Origine et définition

Origine

Apparu pour la première fois en 1988, le mot ‘biodiversité’ vient de la contraction de ‘diversité biologique’. Il désigne la diversité du monde vivant. La biodiversité est partout, sur terre et dans les milieux aquatiques : elle comprend tous les organismes vivants de la plus petite bactérie microscopique aux espèces animales et végétales les plus complexes.

Définition

Selon l’article 2 de la Convention sur la Diversité Biologique (CDB) de 1992, la biodiversité est la « variabilité des organismes vivants de toute origine, y compris, entre autres, les écosystèmes terrestres, marins et autres écosystèmes aquatiques et les complexes écologiques dont ils font partie ; cela comprend la diversité au sein des espèces (biodiversité génétique), et entre les espèces (diversité des espèces) et ainsi que celle des écosystèmes (diversité des écosystèmes) ».

La biodiversité est :

  • une priorité scientifique (comprendre sa genèse, ses fonctions et enrayer son érosion) ;
  • un enjeu économique (ressources biologiques et génétique à valoriser et à partager) ;
  • un enjeu éthique (droit à la vie des espèces) ;
  • un enjeu sociétal (partage des valeurs et des avantages).

La biodiversité est à la confluence des sciences de la nature, de l’homme et de la société.

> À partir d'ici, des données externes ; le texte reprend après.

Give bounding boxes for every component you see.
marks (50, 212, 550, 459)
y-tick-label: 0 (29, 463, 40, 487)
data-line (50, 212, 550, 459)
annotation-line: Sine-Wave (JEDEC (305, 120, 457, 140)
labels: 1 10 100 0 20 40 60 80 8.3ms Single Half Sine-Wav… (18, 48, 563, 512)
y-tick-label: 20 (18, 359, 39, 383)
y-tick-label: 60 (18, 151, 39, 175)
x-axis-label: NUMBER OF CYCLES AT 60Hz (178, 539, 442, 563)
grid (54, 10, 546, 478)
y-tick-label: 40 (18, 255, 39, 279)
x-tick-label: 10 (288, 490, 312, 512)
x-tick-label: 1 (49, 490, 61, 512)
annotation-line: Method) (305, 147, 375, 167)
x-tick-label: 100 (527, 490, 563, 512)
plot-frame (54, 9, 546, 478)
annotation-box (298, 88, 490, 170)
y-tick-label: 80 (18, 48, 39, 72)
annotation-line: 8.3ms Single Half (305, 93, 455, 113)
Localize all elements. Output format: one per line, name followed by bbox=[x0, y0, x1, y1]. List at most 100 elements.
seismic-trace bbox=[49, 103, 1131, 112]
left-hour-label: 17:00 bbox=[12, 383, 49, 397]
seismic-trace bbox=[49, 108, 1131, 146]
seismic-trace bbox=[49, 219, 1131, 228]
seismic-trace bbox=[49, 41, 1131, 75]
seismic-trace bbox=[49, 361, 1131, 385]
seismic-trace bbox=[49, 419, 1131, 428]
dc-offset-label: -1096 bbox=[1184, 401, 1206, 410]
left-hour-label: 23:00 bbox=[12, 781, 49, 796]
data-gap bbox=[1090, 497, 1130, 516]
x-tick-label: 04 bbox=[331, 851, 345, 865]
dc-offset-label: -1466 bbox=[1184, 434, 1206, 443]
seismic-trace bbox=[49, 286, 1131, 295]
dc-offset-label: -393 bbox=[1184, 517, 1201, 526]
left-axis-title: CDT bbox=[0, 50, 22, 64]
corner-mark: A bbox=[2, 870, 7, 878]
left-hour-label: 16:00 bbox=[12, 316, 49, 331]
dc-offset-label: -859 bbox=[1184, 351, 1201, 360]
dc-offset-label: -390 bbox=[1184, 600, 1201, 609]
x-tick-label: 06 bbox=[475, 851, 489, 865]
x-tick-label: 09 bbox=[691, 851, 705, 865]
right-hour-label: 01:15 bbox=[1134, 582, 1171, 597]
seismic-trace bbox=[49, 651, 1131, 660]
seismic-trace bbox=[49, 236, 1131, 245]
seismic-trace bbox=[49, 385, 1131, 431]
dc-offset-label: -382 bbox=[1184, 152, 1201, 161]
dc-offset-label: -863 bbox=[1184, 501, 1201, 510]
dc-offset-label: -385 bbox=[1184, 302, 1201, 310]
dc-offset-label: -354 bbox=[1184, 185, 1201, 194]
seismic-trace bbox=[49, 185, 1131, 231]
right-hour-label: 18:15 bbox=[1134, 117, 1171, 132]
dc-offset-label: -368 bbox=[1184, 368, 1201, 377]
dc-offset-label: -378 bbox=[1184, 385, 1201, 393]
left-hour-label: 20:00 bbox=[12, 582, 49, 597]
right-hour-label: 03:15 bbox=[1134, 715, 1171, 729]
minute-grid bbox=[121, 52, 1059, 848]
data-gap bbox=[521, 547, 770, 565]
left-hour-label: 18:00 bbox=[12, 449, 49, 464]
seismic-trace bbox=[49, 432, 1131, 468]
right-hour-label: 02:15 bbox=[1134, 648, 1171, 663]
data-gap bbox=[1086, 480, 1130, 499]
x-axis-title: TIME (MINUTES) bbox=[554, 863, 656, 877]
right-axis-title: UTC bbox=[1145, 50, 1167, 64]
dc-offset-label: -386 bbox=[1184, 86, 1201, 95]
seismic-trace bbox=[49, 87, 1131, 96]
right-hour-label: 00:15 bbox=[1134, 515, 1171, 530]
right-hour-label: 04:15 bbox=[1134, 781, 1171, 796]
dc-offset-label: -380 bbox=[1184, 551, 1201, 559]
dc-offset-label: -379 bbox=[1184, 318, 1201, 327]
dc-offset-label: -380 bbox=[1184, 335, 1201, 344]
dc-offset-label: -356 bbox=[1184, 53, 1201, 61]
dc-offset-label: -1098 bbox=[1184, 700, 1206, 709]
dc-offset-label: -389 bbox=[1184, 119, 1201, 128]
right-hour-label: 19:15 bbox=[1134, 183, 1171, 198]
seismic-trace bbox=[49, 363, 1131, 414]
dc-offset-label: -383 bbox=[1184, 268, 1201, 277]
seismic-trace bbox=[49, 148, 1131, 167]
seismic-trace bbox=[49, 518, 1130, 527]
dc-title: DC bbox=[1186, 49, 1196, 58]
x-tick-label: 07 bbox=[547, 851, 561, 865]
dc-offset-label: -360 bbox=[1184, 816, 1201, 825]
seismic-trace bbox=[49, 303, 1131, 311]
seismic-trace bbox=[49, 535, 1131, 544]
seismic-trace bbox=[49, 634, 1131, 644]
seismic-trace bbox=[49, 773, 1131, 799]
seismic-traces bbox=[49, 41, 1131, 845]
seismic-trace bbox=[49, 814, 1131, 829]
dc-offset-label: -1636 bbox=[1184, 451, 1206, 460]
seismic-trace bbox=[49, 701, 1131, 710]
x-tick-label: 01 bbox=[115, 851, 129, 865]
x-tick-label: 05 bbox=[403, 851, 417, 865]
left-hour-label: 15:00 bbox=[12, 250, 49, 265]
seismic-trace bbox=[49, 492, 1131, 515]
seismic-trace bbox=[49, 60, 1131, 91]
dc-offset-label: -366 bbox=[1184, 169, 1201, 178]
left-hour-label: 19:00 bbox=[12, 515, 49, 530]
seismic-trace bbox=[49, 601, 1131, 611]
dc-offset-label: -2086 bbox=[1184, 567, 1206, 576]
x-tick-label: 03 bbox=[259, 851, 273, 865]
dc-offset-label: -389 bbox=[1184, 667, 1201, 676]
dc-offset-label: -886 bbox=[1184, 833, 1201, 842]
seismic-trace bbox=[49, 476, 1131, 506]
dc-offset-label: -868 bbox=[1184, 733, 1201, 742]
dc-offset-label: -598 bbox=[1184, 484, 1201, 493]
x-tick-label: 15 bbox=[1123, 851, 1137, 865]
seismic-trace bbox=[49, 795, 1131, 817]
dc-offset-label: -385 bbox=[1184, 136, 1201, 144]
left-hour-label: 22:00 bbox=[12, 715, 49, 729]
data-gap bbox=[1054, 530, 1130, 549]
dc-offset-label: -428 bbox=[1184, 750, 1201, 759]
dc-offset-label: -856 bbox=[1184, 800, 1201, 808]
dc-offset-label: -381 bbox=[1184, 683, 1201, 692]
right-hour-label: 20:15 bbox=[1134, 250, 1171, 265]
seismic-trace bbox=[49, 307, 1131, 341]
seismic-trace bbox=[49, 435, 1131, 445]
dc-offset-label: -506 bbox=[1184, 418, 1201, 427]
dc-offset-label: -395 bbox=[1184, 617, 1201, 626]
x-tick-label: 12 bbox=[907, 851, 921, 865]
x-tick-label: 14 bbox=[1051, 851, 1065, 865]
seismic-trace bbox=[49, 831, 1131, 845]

Services fournis, bienfaits fondamentaux

Les services fournis par les écosystèmes sont les bienfaits qu’ils procurent aux hommes. Ces services sont divers et peuvent être regroupés selon leurs intérêts. La biodiversité offre aux hommes un air respirable et l’eau potable. Elle permet le développement de l’agriculture, du pâturage pour le bétail, de la chasse et de la cueillette (grâce à la pollinisation) et enfin de la pêche. Tous ces services représentent les besoins vitaux pour les hommes, c’est-à-dire l’accès à la nourriture et à l’eau, indispensables à sa survie. Dans le domaine céréalier, l’augmentation annuelle des récoltes dépend pour moitié d’un capital biologique génétiquement varié. Dans certains cas, la biodiversité sert de rempart aux phénomènes climatiques naturels tels les inondations et les sécheresses grâce au rôle régulateur des espèces en place (forêts, zones humides et rivières). La biodiversité fournit également les éléments nécessaires à la production de chaleur, la construction, l’habillement, la cosmétologie et la pharmacopée. Dans ce dernier domaine, beaucoup de plantes sont utilisées pour la ‘médecine générale’, et de nombreuses espèces sont utilisées et étudiées pour des domaines médicaux plus poussés (recherche contre le cancer, Alzheimer, leucémie, etc.). Enfin la biodiversité permet aux hommes des activités telles que le tourisme et les loisirs (55% des touristes de toutes nationalités se rendent dans des aires protégées selon www.noeconservation.org).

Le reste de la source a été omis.